[Date Prev][Date Next][Thread Prev][Thread Next][Date Index][Thread Index]
Re: How do I pass an arbitrary value to awk?
From: |
Emanuele Torre |
Subject: |
Re: How do I pass an arbitrary value to awk? |
Date: |
Thu, 20 Apr 2023 04:29:30 +0200 |
User-agent: |
Mutt/2.2.10 (2023-03-25) |
On Thu, Apr 20, 2023 at 03:07:12AM +0300, Yuri Kanivetsky wrote:
> Hi,
>
> As far as I can see variables passed via command line are preprocessed:
>
> https://www.gnu.org/software/gawk/manual/html_node/Assignment-Options.html
>
> and to pass an arbitrary value one needs to only escape backslashes:
>
> v='...'
> v=`echo "$v" | sed -E 's/\\/\\\\/g'`
> awk PROGRAM "n=$v" INPUT
>
> Right?
>
> Regards,
> Yuri
>
Yes, to pass aritrary values to awk, you will need to escape
backslashes because they are special, but your solution is not great
because of two things:
1) Use of echo:
echo "$v" will potentially interpret its argument as options, so
if "$v" is the string "-n", it will print nothing; if it is "-Eee"
in bash, it print an empty line, and in general, you cannot expect a
reliably portable result when using echo "$v" and v starts with "-"
This is already bad enough since you want to pass arbitrary data, and
"-n", and "-Enenneeene" won't be printed at all.
But echo is even more bad than that, echo itself may (very likely)
expands backslash sequence too. Not in all shell (most notably not in
bash, ksh93, yash, and busybox), but in most shells, echo expands
sequences in its argument, so echo 'hi\nb' will actually print
hi<newline>b<newline>, not hi<backslash>nb<newline>, and echo '\\'
will print <newline><newline>. Shells that expands those sequences
include dash (debian's default sh), zsh, the pdksh and its forks
(oksh, mksh, ...), and the bash 3.2 distributed with MacOS, that has
been patched to turn shopt -s xpg_echo bash setting on by default.
So echo is definitely not good, printf with %s is a better solution
if you ever need to do something like this.
2) Use of ``:
``, just like $(), remove all trailing newline characters from the
end of the output, so if you have a string that is
a<newline>b<newline><newline>, and use a=$(printf %s\\n "$string")
a will actually be just a<newline>b since all the trailing newlines
have been removed.
SIDE NOTE:
It is also worth mentioning that your code is not even valid.

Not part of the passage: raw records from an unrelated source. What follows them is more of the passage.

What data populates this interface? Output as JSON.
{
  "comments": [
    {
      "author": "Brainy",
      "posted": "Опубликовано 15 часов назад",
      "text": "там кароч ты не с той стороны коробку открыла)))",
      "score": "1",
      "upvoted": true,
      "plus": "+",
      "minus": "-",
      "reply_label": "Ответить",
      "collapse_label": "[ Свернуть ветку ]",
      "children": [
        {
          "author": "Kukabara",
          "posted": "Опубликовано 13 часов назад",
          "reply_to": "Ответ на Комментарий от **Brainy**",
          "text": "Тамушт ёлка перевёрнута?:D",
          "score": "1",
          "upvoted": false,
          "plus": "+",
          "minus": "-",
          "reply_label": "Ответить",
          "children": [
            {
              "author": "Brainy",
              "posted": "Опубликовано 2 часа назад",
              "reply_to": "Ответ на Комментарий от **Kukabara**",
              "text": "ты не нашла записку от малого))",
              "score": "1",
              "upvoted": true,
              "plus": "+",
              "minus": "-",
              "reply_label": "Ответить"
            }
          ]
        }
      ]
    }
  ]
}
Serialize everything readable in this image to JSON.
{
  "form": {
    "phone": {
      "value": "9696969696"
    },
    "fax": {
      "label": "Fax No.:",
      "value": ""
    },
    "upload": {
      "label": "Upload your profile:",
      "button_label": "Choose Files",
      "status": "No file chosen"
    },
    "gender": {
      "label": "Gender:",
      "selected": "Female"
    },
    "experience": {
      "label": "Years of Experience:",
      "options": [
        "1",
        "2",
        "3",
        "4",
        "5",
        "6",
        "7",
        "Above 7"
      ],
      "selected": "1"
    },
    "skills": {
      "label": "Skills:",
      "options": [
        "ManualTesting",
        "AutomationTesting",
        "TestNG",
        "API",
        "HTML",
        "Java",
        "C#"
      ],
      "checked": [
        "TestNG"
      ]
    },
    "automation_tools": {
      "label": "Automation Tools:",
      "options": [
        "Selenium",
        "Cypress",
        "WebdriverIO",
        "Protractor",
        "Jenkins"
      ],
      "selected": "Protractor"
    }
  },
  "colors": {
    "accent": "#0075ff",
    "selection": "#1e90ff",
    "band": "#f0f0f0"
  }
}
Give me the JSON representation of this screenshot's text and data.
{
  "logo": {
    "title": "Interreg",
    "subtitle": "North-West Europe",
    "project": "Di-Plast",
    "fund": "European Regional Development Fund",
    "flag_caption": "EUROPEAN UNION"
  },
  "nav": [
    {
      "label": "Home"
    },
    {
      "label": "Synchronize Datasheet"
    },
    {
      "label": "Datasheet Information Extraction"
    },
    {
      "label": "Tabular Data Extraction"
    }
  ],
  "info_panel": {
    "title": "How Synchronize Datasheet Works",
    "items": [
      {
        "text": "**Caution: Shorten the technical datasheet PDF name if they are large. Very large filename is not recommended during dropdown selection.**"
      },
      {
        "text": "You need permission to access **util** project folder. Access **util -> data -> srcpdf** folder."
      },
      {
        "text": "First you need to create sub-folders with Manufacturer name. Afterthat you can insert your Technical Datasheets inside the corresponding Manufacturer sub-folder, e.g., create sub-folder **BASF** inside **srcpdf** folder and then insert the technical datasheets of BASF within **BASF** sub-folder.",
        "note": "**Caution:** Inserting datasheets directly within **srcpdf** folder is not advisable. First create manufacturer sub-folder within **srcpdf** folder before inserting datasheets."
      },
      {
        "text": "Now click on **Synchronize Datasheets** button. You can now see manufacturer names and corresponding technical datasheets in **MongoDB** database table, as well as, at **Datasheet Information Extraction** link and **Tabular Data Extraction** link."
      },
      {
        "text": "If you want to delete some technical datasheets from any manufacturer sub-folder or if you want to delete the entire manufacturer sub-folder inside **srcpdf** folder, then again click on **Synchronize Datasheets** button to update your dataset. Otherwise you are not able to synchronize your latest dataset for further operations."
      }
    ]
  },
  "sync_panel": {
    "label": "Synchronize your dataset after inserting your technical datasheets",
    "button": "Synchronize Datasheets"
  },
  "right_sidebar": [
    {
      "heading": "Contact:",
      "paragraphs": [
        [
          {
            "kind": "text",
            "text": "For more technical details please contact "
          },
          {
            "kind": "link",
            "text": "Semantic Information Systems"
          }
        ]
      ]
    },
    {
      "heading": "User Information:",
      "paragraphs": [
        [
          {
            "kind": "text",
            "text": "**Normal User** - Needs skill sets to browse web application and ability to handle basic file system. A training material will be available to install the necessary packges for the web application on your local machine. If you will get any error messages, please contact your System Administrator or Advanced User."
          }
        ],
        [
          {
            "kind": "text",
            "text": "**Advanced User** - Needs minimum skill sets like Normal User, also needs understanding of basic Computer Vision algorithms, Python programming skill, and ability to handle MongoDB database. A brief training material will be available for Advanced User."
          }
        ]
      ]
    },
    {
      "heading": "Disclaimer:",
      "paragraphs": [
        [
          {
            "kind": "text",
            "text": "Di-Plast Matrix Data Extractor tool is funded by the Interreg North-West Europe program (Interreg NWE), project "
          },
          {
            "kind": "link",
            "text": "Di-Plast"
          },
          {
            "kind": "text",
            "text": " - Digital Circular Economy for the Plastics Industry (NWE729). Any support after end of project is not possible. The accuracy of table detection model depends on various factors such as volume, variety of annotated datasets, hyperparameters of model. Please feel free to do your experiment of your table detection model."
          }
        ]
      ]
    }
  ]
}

Inside
a `` command substitution, \\ is a single backslash.
With that you are actually running sed 's/\/\\/g' that is not valid
sed code and will error.
`` is sort of similar to a quoted string in sh, it contains a string
that is evaluated, and expands to the output generated by evaluating
that string. Since it is a "string", that is terminated by a `, in
case you want to nest `` substitution, the \` sequences is supported
and expanded to a single ` that does not terminate the string,
since there is \`, \\ is also supported in case you want to write a
literal backslash, and \\ expands to a single backslash.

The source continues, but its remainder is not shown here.